Kritik an der WHO Expertengremium zu queeren Gesundheitsaspekten sei einseitig, so die UN-Sonderberichterstatterin Alsalem
Die UN-Sonderberichterstatterin für Gewalt gegen Frauen und Mädchen, Reem Alsalem, hat der Weltgesundheitsorganisation (WHO) jetzt vorgeworfen, bei der Entwicklung neuer Leitlinien für Trans-Menschen einen einseitigen, pro-medizinischen Ansatz für die Versorgung zu verfolgen.
Erhebliche Interessenskonflikte?
Die WHO hat Ende letzten Jahres 21 Experten eingeladen, an der Formulierung von neuen Leitlinien bei der Versorgung von Trans-Menschen mitzuwirken. Die Zusammensetzung des Ausschusses löste allerdings nach Angaben des britischen Guardian bei einer Reihe von Frauenrechts- und LGBTI*-Organisationen Besorgnis aus, da sie auf eine mangelnde Meinungsvielfalt schließen lassen könne – nun hat sich auch Alsalem in den sich entwickelnden Streit eingeklinkt und erklärte, dass die einseitige Auswahl von Experten „erhebliche unkontrollierte Interessenskonflikte“ enthalte.

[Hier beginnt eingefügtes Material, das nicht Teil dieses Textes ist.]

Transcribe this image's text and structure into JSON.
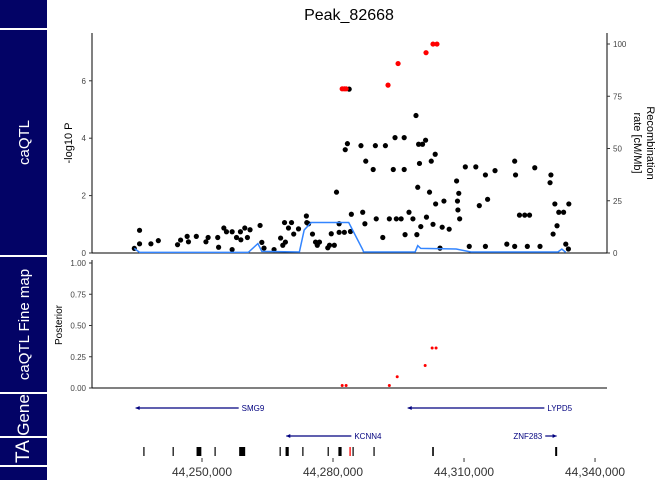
{
  "strips": [
    {
      "label": ""
    },
    {
      "label": "caQTL"
    },
    {
      "label": "caQTL Fine map"
    },
    {
      "label": "Gene"
    },
    {
      "label": "TA"
    },
    {
      "label": ""
    }
  ],
  "colors": {
    "strip": "#030366",
    "lead": "#ff0000",
    "snp": "#000000",
    "recomb": "#3385ff",
    "gene": "#00007f"
  },
  "chart_data": [
    {
      "type": "scatter",
      "title": "Peak_82668",
      "ylabel": "-log10 P",
      "y2label_1": "Recombination",
      "y2label_2": "rate [cM/Mb]",
      "x_unit": "kb",
      "xlim": [
        44225,
        44343
      ],
      "ylim": [
        0,
        7.6
      ],
      "y2lim": [
        0,
        105
      ],
      "yticks": [
        "0",
        "2",
        "4",
        "6"
      ],
      "y2ticks": [
        "0",
        "25",
        "50",
        "75",
        "100"
      ],
      "lead_points": [
        [
          44282.1,
          5.72
        ],
        [
          44282.6,
          5.72
        ],
        [
          44283.0,
          5.72
        ],
        [
          44292.6,
          5.85
        ],
        [
          44294.9,
          6.6
        ],
        [
          44301.3,
          6.98
        ],
        [
          44302.9,
          7.28
        ],
        [
          44303.8,
          7.28
        ]
      ],
      "points": [
        [
          44234.5,
          0.16
        ],
        [
          44235.7,
          0.79
        ],
        [
          44235.7,
          0.32
        ],
        [
          44238.3,
          0.32
        ],
        [
          44240.0,
          0.43
        ],
        [
          44244.4,
          0.29
        ],
        [
          44245.1,
          0.45
        ],
        [
          44246.6,
          0.58
        ],
        [
          44246.9,
          0.39
        ],
        [
          44248.7,
          0.58
        ],
        [
          44250.9,
          0.39
        ],
        [
          44251.4,
          0.54
        ],
        [
          44253.6,
          0.54
        ],
        [
          44253.8,
          0.2
        ],
        [
          44255.0,
          0.87
        ],
        [
          44255.6,
          0.74
        ],
        [
          44256.9,
          0.74
        ],
        [
          44256.9,
          0.12
        ],
        [
          44257.9,
          0.54
        ],
        [
          44258.8,
          0.74
        ],
        [
          44258.9,
          0.46
        ],
        [
          44259.8,
          0.87
        ],
        [
          44260.4,
          0.54
        ],
        [
          44261.0,
          0.81
        ],
        [
          44263.3,
          0.96
        ],
        [
          44263.7,
          0.37
        ],
        [
          44264.2,
          0.17
        ],
        [
          44266.5,
          0.12
        ],
        [
          44268.0,
          0.52
        ],
        [
          44268.5,
          0.27
        ],
        [
          44268.9,
          1.06
        ],
        [
          44269.1,
          0.38
        ],
        [
          44269.8,
          0.87
        ],
        [
          44270.5,
          1.06
        ],
        [
          44271.0,
          0.66
        ],
        [
          44272.1,
          0.84
        ],
        [
          44273.9,
          1.29
        ],
        [
          44274.0,
          1.06
        ],
        [
          44274.4,
          1.02
        ],
        [
          44275.3,
          0.66
        ],
        [
          44276.0,
          0.38
        ],
        [
          44276.4,
          0.27
        ],
        [
          44276.9,
          0.38
        ],
        [
          44278.8,
          0.18
        ],
        [
          44279.2,
          0.27
        ],
        [
          44279.6,
          0.67
        ],
        [
          44280.3,
          0.27
        ],
        [
          44280.8,
          2.12
        ],
        [
          44281.4,
          1.02
        ],
        [
          44281.4,
          0.72
        ],
        [
          44282.6,
          0.72
        ],
        [
          44282.8,
          3.6
        ],
        [
          44283.3,
          3.81
        ],
        [
          44283.7,
          5.71
        ],
        [
          44284.0,
          0.75
        ],
        [
          44284.2,
          1.35
        ],
        [
          44286.4,
          3.74
        ],
        [
          44286.8,
          1.42
        ],
        [
          44287.3,
          1.02
        ],
        [
          44287.5,
          3.2
        ],
        [
          44289.2,
          2.91
        ],
        [
          44289.7,
          3.74
        ],
        [
          44289.9,
          1.19
        ],
        [
          44291.4,
          0.54
        ],
        [
          44292.0,
          3.74
        ],
        [
          44292.9,
          1.19
        ],
        [
          44293.8,
          2.91
        ],
        [
          44294.2,
          4.02
        ],
        [
          44294.5,
          1.19
        ],
        [
          44295.6,
          1.19
        ],
        [
          44296.3,
          2.91
        ],
        [
          44296.3,
          4.02
        ],
        [
          44296.5,
          0.64
        ],
        [
          44297.4,
          1.42
        ],
        [
          44298.3,
          1.19
        ],
        [
          44299.0,
          4.79
        ],
        [
          44299.2,
          0.64
        ],
        [
          44299.4,
          2.29
        ],
        [
          44299.6,
          3.79
        ],
        [
          44299.8,
          3.12
        ],
        [
          44300.1,
          0.92
        ],
        [
          44300.5,
          3.79
        ],
        [
          44301.2,
          3.93
        ],
        [
          44301.4,
          1.25
        ],
        [
          44302.1,
          2.12
        ],
        [
          44302.5,
          3.2
        ],
        [
          44302.9,
          1.0
        ],
        [
          44303.4,
          3.44
        ],
        [
          44303.5,
          1.71
        ],
        [
          44304.5,
          0.17
        ],
        [
          44305.0,
          0.9
        ],
        [
          44305.4,
          1.81
        ],
        [
          44306.6,
          0.83
        ],
        [
          44308.3,
          2.51
        ],
        [
          44308.5,
          1.81
        ],
        [
          44308.6,
          1.5
        ],
        [
          44308.8,
          2.08
        ],
        [
          44309.0,
          1.19
        ],
        [
          44310.3,
          3.0
        ],
        [
          44311.2,
          0.23
        ],
        [
          44312.7,
          3.0
        ],
        [
          44313.5,
          1.65
        ],
        [
          44314.9,
          2.72
        ],
        [
          44314.9,
          0.23
        ],
        [
          44315.4,
          1.87
        ],
        [
          44317.1,
          2.87
        ],
        [
          44319.8,
          0.31
        ],
        [
          44321.6,
          3.2
        ],
        [
          44321.6,
          0.23
        ],
        [
          44321.8,
          2.72
        ],
        [
          44322.7,
          1.32
        ],
        [
          44323.9,
          1.32
        ],
        [
          44324.5,
          0.23
        ],
        [
          44325.0,
          1.32
        ],
        [
          44326.2,
          2.97
        ],
        [
          44327.4,
          0.23
        ],
        [
          44329.7,
          2.45
        ],
        [
          44329.9,
          2.72
        ],
        [
          44330.4,
          0.66
        ],
        [
          44330.8,
          1.71
        ],
        [
          44331.3,
          0.95
        ],
        [
          44331.7,
          1.42
        ],
        [
          44332.8,
          1.42
        ],
        [
          44333.3,
          0.31
        ],
        [
          44333.9,
          0.14
        ],
        [
          44334.0,
          1.71
        ]
      ],
      "recombination": [
        [
          44234.5,
          2.2
        ],
        [
          44235.7,
          0.3
        ],
        [
          44260.6,
          0.3
        ],
        [
          44262.8,
          4.5
        ],
        [
          44263.7,
          0.8
        ],
        [
          44272.3,
          0.5
        ],
        [
          44273.4,
          11
        ],
        [
          44275.0,
          14.6
        ],
        [
          44283.6,
          14.6
        ],
        [
          44286.8,
          1.6
        ],
        [
          44287.0,
          0.5
        ],
        [
          44298.8,
          0.5
        ],
        [
          44299.4,
          3.5
        ],
        [
          44300.1,
          2.2
        ],
        [
          44308.2,
          1.9
        ],
        [
          44311.6,
          0.5
        ],
        [
          44331.5,
          0.5
        ],
        [
          44332.4,
          1.9
        ],
        [
          44333.3,
          0.3
        ]
      ]
    },
    {
      "type": "scatter",
      "ylabel": "Posterior",
      "ylim": [
        0,
        1
      ],
      "yticks": [
        "0.00",
        "0.25",
        "0.50",
        "0.75",
        "1.00"
      ],
      "points": [
        [
          44282.1,
          0.02
        ],
        [
          44283.0,
          0.02
        ],
        [
          44292.9,
          0.02
        ],
        [
          44294.7,
          0.09
        ],
        [
          44301.1,
          0.18
        ],
        [
          44302.7,
          0.32
        ],
        [
          44303.6,
          0.32
        ]
      ]
    },
    {
      "type": "gene_track",
      "genes": [
        {
          "name": "SMG9",
          "start": 44234.8,
          "end": 44258.4,
          "strand": "-",
          "row": 0
        },
        {
          "name": "LYPD5",
          "start": 44297.1,
          "end": 44328.4,
          "strand": "-",
          "row": 0
        },
        {
          "name": "KCNN4",
          "start": 44269.3,
          "end": 44284.2,
          "strand": "-",
          "row": 1
        },
        {
          "name": "ZNF283",
          "start": 44328.6,
          "end": 44331.2,
          "strand": "+",
          "row": 1
        }
      ]
    },
    {
      "type": "peak_track",
      "peaks": [
        [
          44236.7,
          0.3
        ],
        [
          44243.4,
          0.3
        ],
        [
          44249.3,
          1.2
        ],
        [
          44253.0,
          0.3
        ],
        [
          44259.2,
          1.5
        ],
        [
          44267.9,
          0.3
        ],
        [
          44269.5,
          0.8
        ],
        [
          44273.1,
          0.3
        ],
        [
          44278.9,
          0.3
        ],
        [
          44281.6,
          0.8
        ],
        [
          44284.6,
          0.3
        ],
        [
          44289.4,
          0.3
        ],
        [
          44302.9,
          0.4
        ],
        [
          44331.1,
          0.5
        ]
      ],
      "highlight": [
        44283.9
      ],
      "xticks": [
        {
          "kb": 44250,
          "label": "44,250,000"
        },
        {
          "kb": 44280,
          "label": "44,280,000"
        },
        {
          "kb": 44310,
          "label": "44,310,000"
        },
        {
          "kb": 44340,
          "label": "44,340,000"
        }
      ]
    }
  ]
}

Experten wurden nicht eingeladen
Konkret kritisiert die UN-Fachexpertin für Frauen: „Interessenvertreter, deren Ansichten sich von denen der Transgender-Aktivistenorganisationen unterscheiden, wurden offenbar nicht eingeladen. Zu diesen Interessengruppen gehören Experten von europäischen Gesundheitsbehörden, die bei der Entwicklung eines evidenzbasierten und folglich vorsichtigen Ansatzes für Geschlechtsumwandlungen bei Jugendlichen – zum Beispiel England, Schweden und Finnland – die Führung übernommen haben.“
Die derzeitigen Ausschussmitglieder indes würden durchwegs nur „starke, einseitige Ansichten zugunsten der Förderung der hormonellen Geschlechtsumwandlung und der rechtlichen Anerkennung des selbstbestimmten Geschlechts“ vertreten. Ihr Resümee: „Kein einziges Ausschussmitglied scheint eine Stimme der Vorsicht für die medizinische Behandlung von Jugendlichen mit Geschlechtsdysphorie oder den Schutz von reinen Frauenräumen zu vertreten.“
Alsalem sagte weiter, es sei ein „bedeutendes Versäumnis“, dass dem Ausschuss keine Vertreter angehörten, die tatsächliche Experten für die Entwicklung von Jugendlichen seien, da „die überwiegende Mehrheit der Personen, die weltweit geschlechtsspezifische Dienste in Anspruch nehmen, heute Jugendliche und junge Erwachsene sind, die noch nie mit geschlechtsspezifischen Problemen konfrontiert waren.“
Kritik auch von Kliniken
Kritik kommt auch vom Clinical Advisory Network on Sex and Gender, ein Netzwerk von Kliniken vor allem im Vereinigten Königreich und in Irland, das sich mit der Debatte über Geschlecht und Gender im Gesundheitswesen befasst: „Es gibt keine soliden randomisierten, kontrollierten Studien, die geschlechtsangleichende medizinische und chirurgische Eingriffe unterstützen, und daher gibt es auch keine Studien, die uns etwas über die Wirksamkeit dieser Eingriffe bei Kindern oder Erwachsenen sagen.“
Laut dem Guardian haben sich weitere Organisationen darüber beschwert, dass die WHO die Positionen von Trans-Aktivisten zu übernehmen scheint, obwohl diese in vielen Ländern immer noch Gegenstand von Diskussionen seien.
WHO schweigt zur Kritik
Die WHO ging bisher nicht explizit auf die Kritik ein, erklärte aber, dass die neuen Leitlinien „eine Anleitung für Maßnahmen im Gesundheitssektor bieten, die darauf abzielen, den Zugang zu und die Inanspruchnahme von qualitativ hochwertigen und respektvollen Gesundheitsdiensten durch transsexuelle und geschlechtsspezifische Menschen zu verbessern.“
Die Leitlinien sollen sich dabei auf fünf Bereiche konzentrieren, darunter auch die „Bereitstellung geschlechtsspezifischer Versorgung, einschließlich Hormone“ sowie „gesundheitspolitische Maßnahmen, die eine geschlechtsspezifische Versorgung unterstützen, sowie die rechtliche Anerkennung der selbstbestimmten Geschlechtsidentität.“ Der Ausschuss soll im Februar am WHO-Hauptsitz in Genf zusammentreten, um die vorgeschlagenen Leitlinien zu prüfen.